Top 6 Financial Mistakes Teens Should Avoid

High school life is full of choices and changes. Students trying to figure out where they want to go to college, joining extracurricular clubs, and just life overall. With everything going on, it’s easy to overlook any thought to finances as majority of the high school students are limited to allowances or income from a part time job. However, this article will help you plan financially well for the future.

As we all know, the financial choices we make can affect our adult life, and so it becomes even more important to learn and be aware of some smart financial planning tips.

1. Learn the basics of Budgeting: What is a budget and why to be need to stick to it? A budget is an estimate of income and expenses for a set of time. Sticking to a budget is a crucial part of financial planning and well-being. It allows us to take control of our money to reach our financial goals.

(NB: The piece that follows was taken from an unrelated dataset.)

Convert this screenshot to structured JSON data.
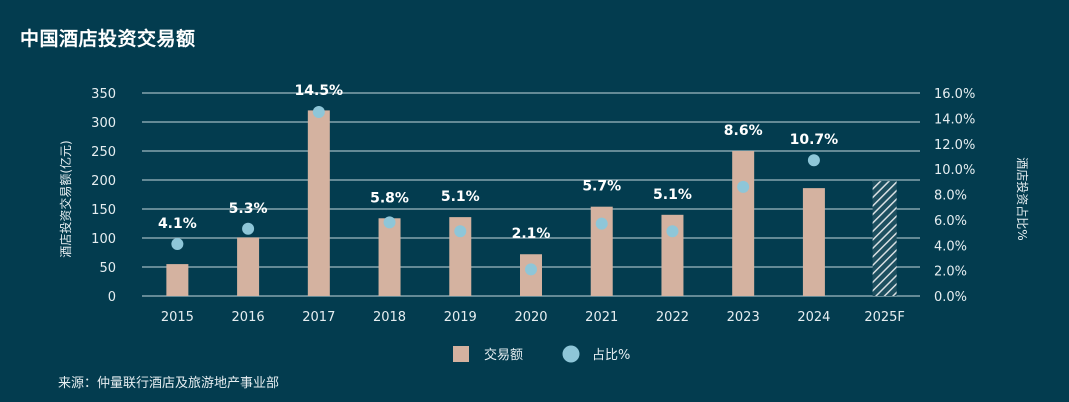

2. Look out for Scholarships: Students should not hesitate to search for scholarship opportunities. This is a great financial move that can help save thousands of dollars over the course of your college career.

3. Set small term Financial Goals: Students must learn to set small and achievable financial goals. This inculcates good money habits which in the long run helps us succeed.

4. Start Savings account: High schoolers need to have a savings account they can turn to. This can help build a stash of money which will not be the case if one relies on a line of credit cause that can lead to monthly expenses for repayment.

5. Understanding Debt: Understanding how debt works is important to help one make smart money choices. Bad debt includes high interest credit cards, new car loans, and student loans that have potential to be carried over for years. So, its crucial for the students to ensure that they build their financial foundation with good debts which have lower interest rates.
6 Right use of Credit cards: One should ensure that the credit card is being responsibly used and does not rack up a ton of bad debt. There are tools, like Award Wallet, Quicken Classic Premier etc to name a few which are available in the market which can assist in judiciously spending money. Award Wallet helps with tracking credit card rewards and points. Quicken Classic Premier allows us to manage and pay the bills in time, track spending and have a holistic view of financial accounts. Additionally, for a comprehensive view of one’s finances, we can leverage apps like Mint, which is a free app that consolidates multiple accounts and tracks spending and helps monitor credit score.

6. Building Credit: The best way to build credit is to accumulate good debt and make timely payments so that one can increase the credit score. This proves your creditworthiness and allows lower interest rates on loans. There are many benefits of having a good credit score. Good credit score will eventually come handy in future when one decides to buy a house or take a personal loan.

Conclusion: It is much easier to prepare for a bright financial future when the student adopts healthy financial habits. Some savvy financial planning when on is young will go a long way in helping one reach financial goals as an adult.